A decade ago, the U.S. consumed a fifth of the world’s energy. Now that figure is down to 13 percent, but China’s has grown to 28 percent, and it uses five times as much coal now as the United States. The U.S. has decreased emissions 12 percent overall and a full third on electric power generation just since 2005. China now says its CO2 emissions output won’t stop increasing until at least 2030.

So while we are proposing to cut emissions in half in nine years, China proposes to continue to grow them at least until then and probably beyond. Its coal-fired generating capacity is expected to grow again this year, and it has enough coal-fired plants under construction now to increase its coal energy capacity another 25 percent.

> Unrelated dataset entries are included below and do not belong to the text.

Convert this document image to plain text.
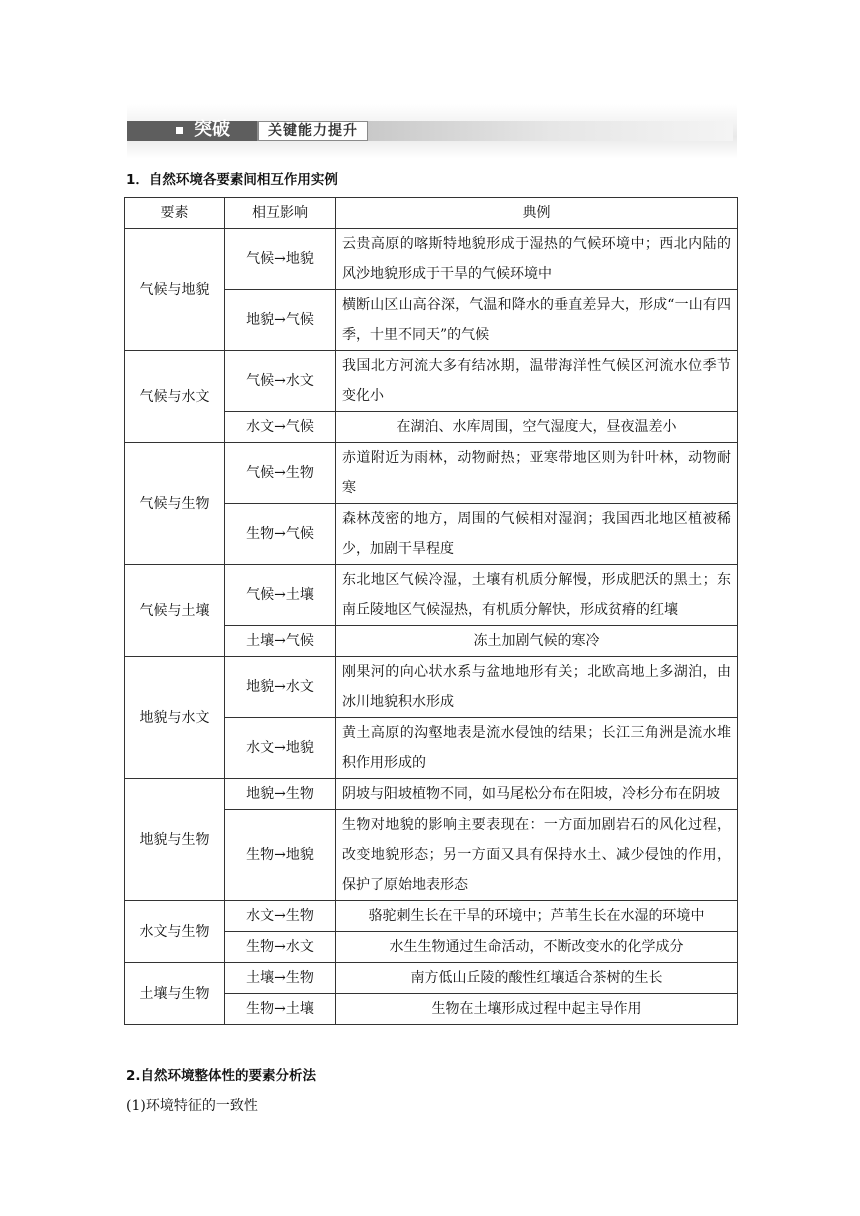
突破	关键能力提升
1．自然环境各要素间相互作用实例
要素	相互影响	典例
气候与地貌	气候→地貌	云贵高原的喀斯特地貌形成于湿热的气候环境中；西北内陆的风沙地貌形成于干旱的气候环境中
	地貌→气候	横断山区山高谷深，气温和降水的垂直差异大，形成“一山有四季，十里不同天”的气候
气候与水文	气候→水文	我国北方河流大多有结冰期，温带海洋性气候区河流水位季节变化小
	水文→气候	在湖泊、水库周围，空气湿度大，昼夜温差小
气候与生物	气候→生物	赤道附近为雨林，动物耐热；亚寒带地区则为针叶林，动物耐寒
	生物→气候	森林茂密的地方，周围的气候相对湿润；我国西北地区植被稀少，加剧干旱程度
气候与土壤	气候→土壤	东北地区气候冷湿，土壤有机质分解慢，形成肥沃的黑土；东南丘陵地区气候湿热，有机质分解快，形成贫瘠的红壤
	土壤→气候	冻土加剧气候的寒冷
地貌与水文	地貌→水文	刚果河的向心状水系与盆地地形有关；北欧高地上多湖泊，由冰川地貌积水形成
	水文→地貌	黄土高原的沟壑地表是流水侵蚀的结果；长江三角洲是流水堆积作用形成的
地貌与生物	地貌→生物	阴坡与阳坡植物不同，如马尾松分布在阳坡，冷杉分布在阴坡
	生物→地貌	生物对地貌的影响主要表现在：一方面加剧岩石的风化过程，改变地貌形态；另一方面又具有保持水土、减少侵蚀的作用，保护了原始地表形态
水文与生物	水文→生物	骆驼刺生长在干旱的环境中；芦苇生长在水湿的环境中
	生物→水文	水生生物通过生命活动，不断改变水的化学成分
土壤与生物	土壤→生物	南方低山丘陵的酸性红壤适合茶树的生长
	生物→土壤	生物在土壤形成过程中起主导作用
2.自然环境整体性的要素分析法
(1)环境特征的一致性
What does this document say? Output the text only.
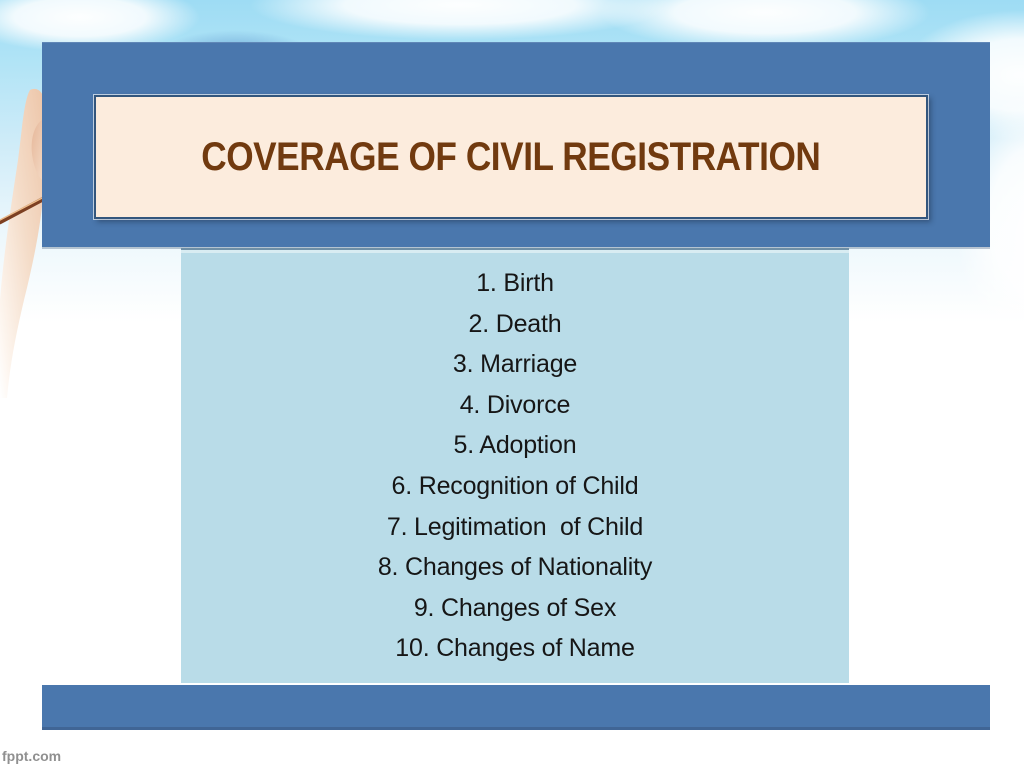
COVERAGE OF CIVIL REGISTRATION
1. Birth
2. Death
3. Marriage
4. Divorce
5. Adoption
6. Recognition of Child
7. Legitimation  of Child
8. Changes of Nationality
9. Changes of Sex
10. Changes of Name
fppt.com
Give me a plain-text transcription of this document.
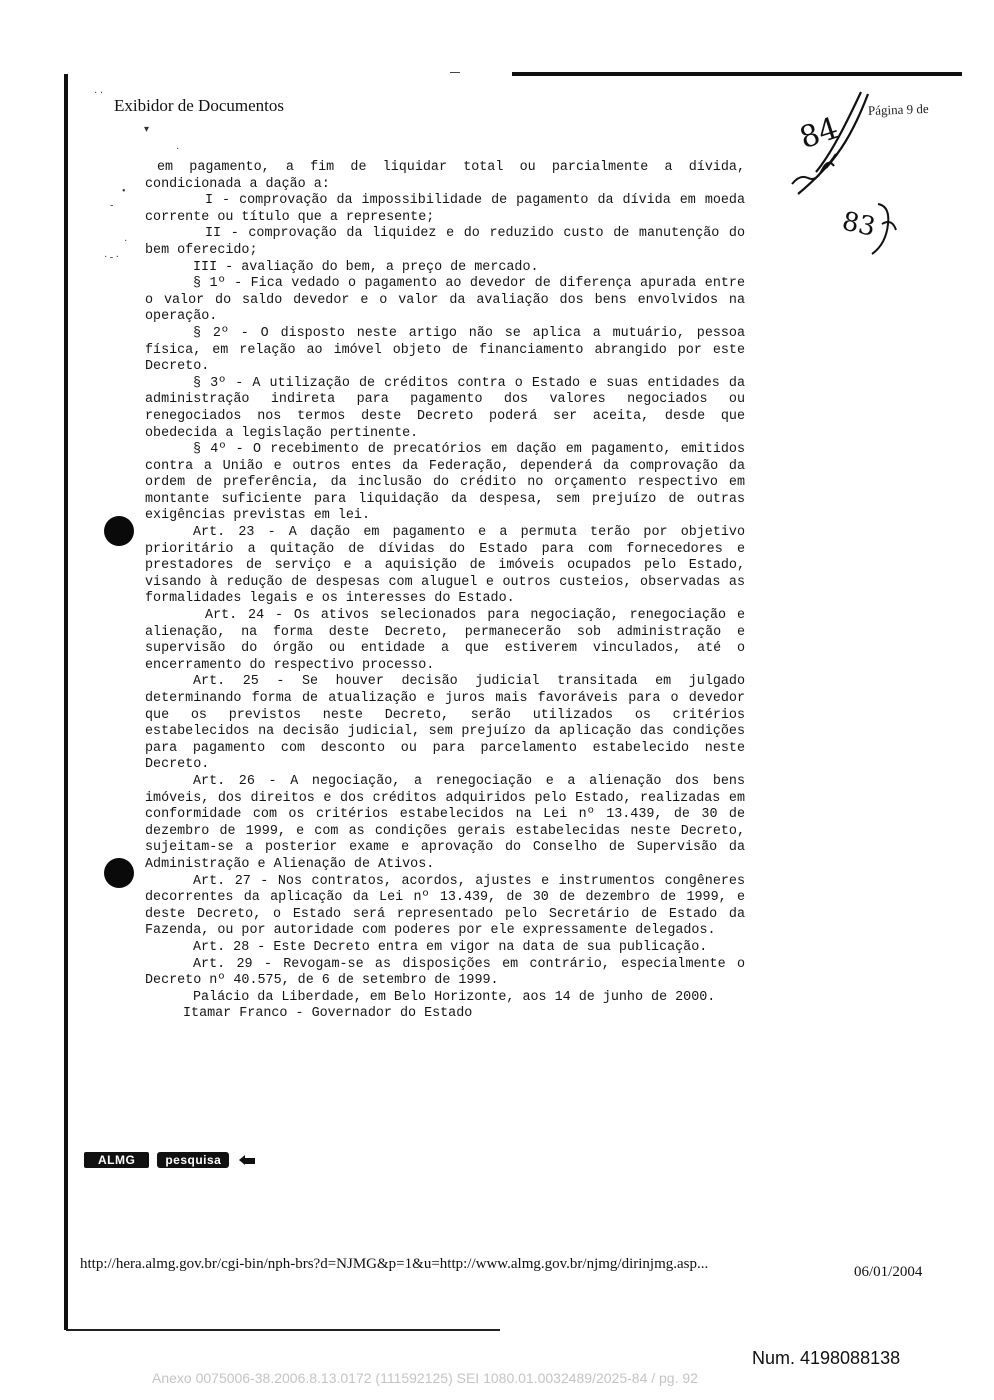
· ·
▾
·
•
-
·
· - ·
Exibidor de Documentos	Página 9 de
84
83

em pagamento, a fim de liquidar total ou parcialmente a dívida, condicionada a dação a:

I - comprovação da impossibilidade de pagamento da dívida em moeda corrente ou título que a represente;

II - comprovação da liquidez e do reduzido custo de manutenção do bem oferecido;

III - avaliação do bem, a preço de mercado.

§ 1º - Fica vedado o pagamento ao devedor de diferença apurada entre o valor do saldo devedor e o valor da avaliação dos bens envolvidos na operação.

§ 2º - O disposto neste artigo não se aplica a mutuário, pessoa física, em relação ao imóvel objeto de financiamento abrangido por este Decreto.

§ 3º - A utilização de créditos contra o Estado e suas entidades da administração indireta para pagamento dos valores negociados ou renegociados nos termos deste Decreto poderá ser aceita, desde que obedecida a legislação pertinente.

§ 4º - O recebimento de precatórios em dação em pagamento, emitidos contra a União e outros entes da Federação, dependerá da comprovação da ordem de preferência, da inclusão do crédito no orçamento respectivo em montante suficiente para liquidação da despesa, sem prejuízo de outras exigências previstas em lei.

Art. 23 - A dação em pagamento e a permuta terão por objetivo prioritário a quitação de dívidas do Estado para com fornecedores e prestadores de serviço e a aquisição de imóveis ocupados pelo Estado, visando à redução de despesas com aluguel e outros custeios, observadas as formalidades legais e os interesses do Estado.

Art. 24 - Os ativos selecionados para negociação, renegociação e alienação, na forma deste Decreto, permanecerão sob administração e supervisão do órgão ou entidade a que estiverem vinculados, até o encerramento do respectivo processo.

Art. 25 - Se houver decisão judicial transitada em julgado determinando forma de atualização e juros mais favoráveis para o devedor que os previstos neste Decreto, serão utilizados os critérios estabelecidos na decisão judicial, sem prejuízo da aplicação das condições para pagamento com desconto ou para parcelamento estabelecido neste Decreto.

Art. 26 - A negociação, a renegociação e a alienação dos bens imóveis, dos direitos e dos créditos adquiridos pelo Estado, realizadas em conformidade com os critérios estabelecidos na Lei nº 13.439, de 30 de dezembro de 1999, e com as condições gerais estabelecidas neste Decreto, sujeitam-se a posterior exame e aprovação do Conselho de Supervisão da Administração e Alienação de Ativos.

Art. 27 - Nos contratos, acordos, ajustes e instrumentos congêneres decorrentes da aplicação da Lei nº 13.439, de 30 de dezembro de 1999, e deste Decreto, o Estado será representado pelo Secretário de Estado da Fazenda, ou por autoridade com poderes por ele expressamente delegados.

Art. 28 - Este Decreto entra em vigor na data de sua publicação.

Art. 29 - Revogam-se as disposições em contrário, especialmente o Decreto nº 40.575, de 6 de setembro de 1999.

Palácio da Liberdade, em Belo Horizonte, aos 14 de junho de 2000.

Itamar Franco - Governador do Estado

ALMG	pesquisa
http://hera.almg.gov.br/cgi-bin/nph-brs?d=NJMG&p=1&u=http://www.almg.gov.br/njmg/dirinjmg.asp...	06/01/2004
Num. 4198088138
Anexo 0075006-38.2006.8.13.0172 (111592125) SEI 1080.01.0032489/2025-84 / pg. 92
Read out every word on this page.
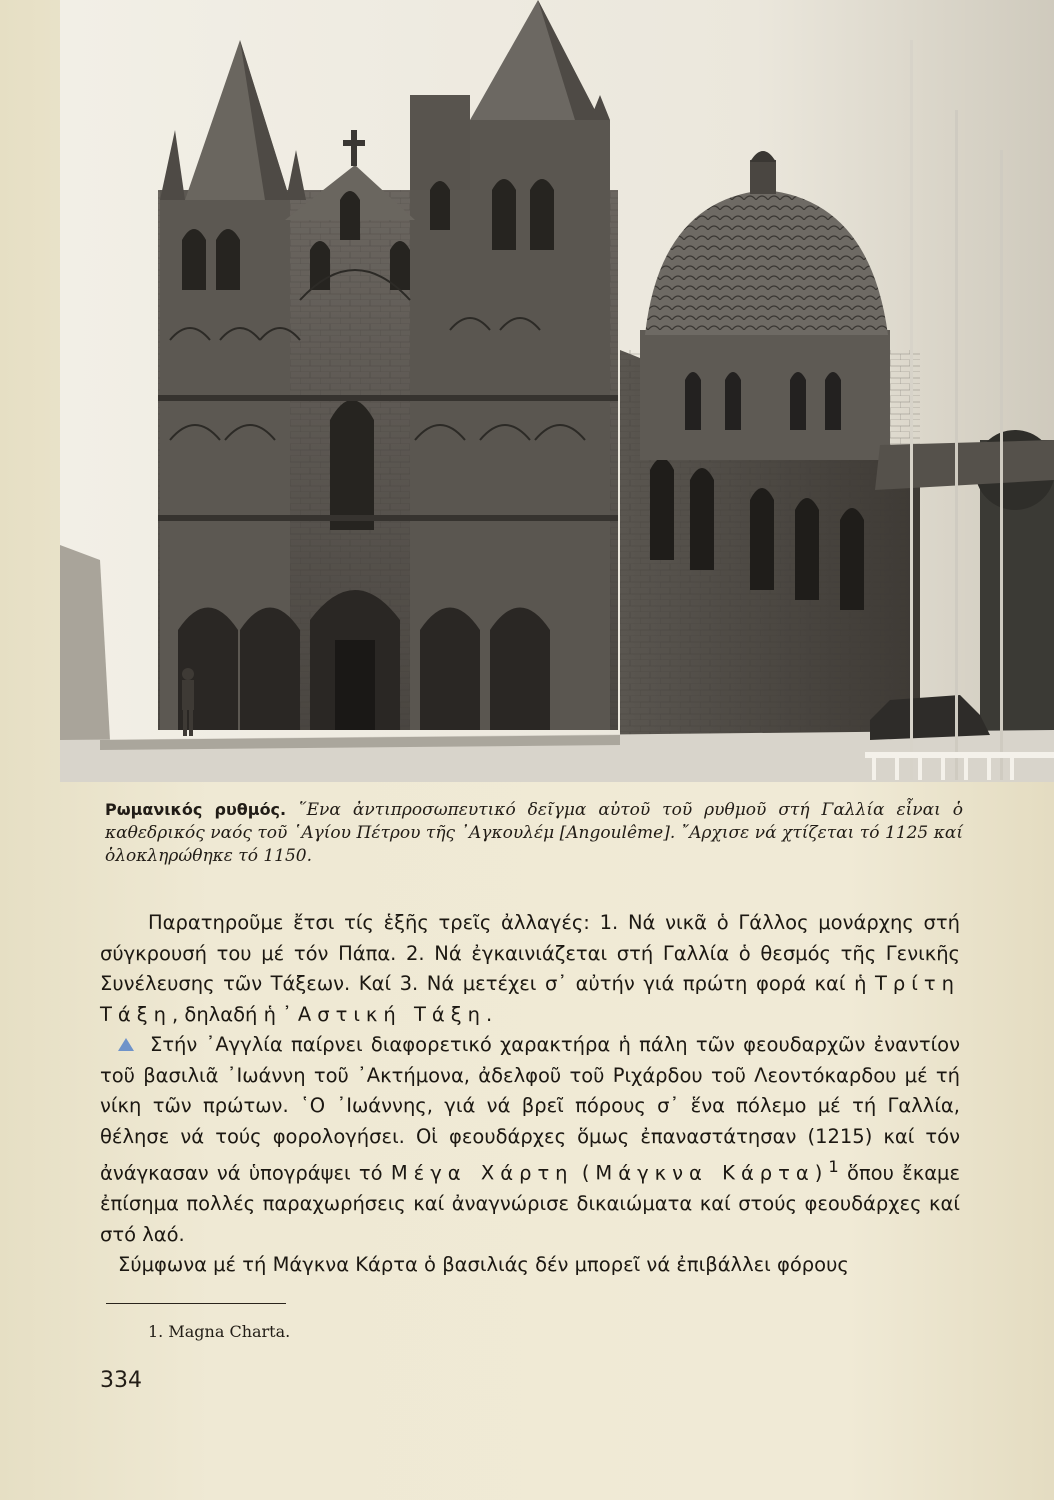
Ρωμανικός ρυθμός. ῞Ενα ἀντιπροσωπευτικό δεῖγμα αὐτοῦ τοῦ ρυθμοῦ στή Γαλλία εἶναι ὁ καθεδρικός ναός τοῦ ῾Αγίου Πέτρου τῆς ᾿Αγκουλέμ [Angoulême]. ῎Αρχισε νά χτίζεται τό 1125 καί ὁλοκληρώθηκε τό 1150.

Παρατηροῦμε ἔτσι τίς ἑξῆς τρεῖς ἀλλαγές: 1. Νά νικᾶ ὁ Γάλλος μονάρχης στή σύγκρουσή του μέ τόν Πάπα. 2. Νά ἐγκαινιάζεται στή Γαλλία ὁ θεσμός τῆς Γενικῆς Συνέλευσης τῶν Τάξεων. Καί 3. Νά μετέχει σ᾿ αὐτήν γιά πρώτη φορά καί ἡ Τρίτη Τάξη, δηλαδή ἡ ᾿Αστική Τάξη.

Στήν ᾿Αγγλία παίρνει διαφορετικό χαρακτήρα ἡ πάλη τῶν φεουδαρχῶν ἐναντίον τοῦ βασιλιᾶ ᾿Ιωάννη τοῦ ᾿Ακτήμονα, ἀδελφοῦ τοῦ Ριχάρδου τοῦ Λεοντόκαρδου μέ τή νίκη τῶν πρώτων. ῾Ο ᾿Ιωάννης, γιά νά βρεῖ πόρους σ᾿ ἕνα πόλεμο μέ τή Γαλλία, θέλησε νά τούς φορολογήσει. Οἱ φεουδάρχες ὅμως ἐπαναστάτησαν (1215) καί τόν ἀνάγκασαν νά ὑπογράψει τό Μέγα Χάρτη (Μάγκνα Κάρτα)$^1$ ὅπου ἔκαμε ἐπίσημα πολλές παραχωρήσεις καί ἀναγνώρισε δικαιώματα καί στούς φεουδάρχες καί στό λαό.

Σύμφωνα μέ τή Μάγκνα Κάρτα ὁ βασιλιάς δέν μπορεῖ νά ἐπιβάλλει φόρους

1. Magna Charta.
334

And yet our president is ready to plunge us into energy uncertainty with no assurance that the reliability and resilience of the grid won’t be compromised, without even a projection of what this will do to energy costs, and with no attempt to hold China responsible.

The United States is not the problem here. Its emissions have decreased. Its use of fossil fuels has decreased. Its use of coal in the power mix has decreased. All this even as it achieved energy independence in 2018 for the first time in decades.

The problem is an administration that wants to play nice with China while fitting us all for mohair shirts and condemning us to a life of energy uncertainty and increased expense. “America First” has become “Blame America First.” And as the Texas freeze established, and California’s numerous blackouts before that showed, the consequences can be deadly.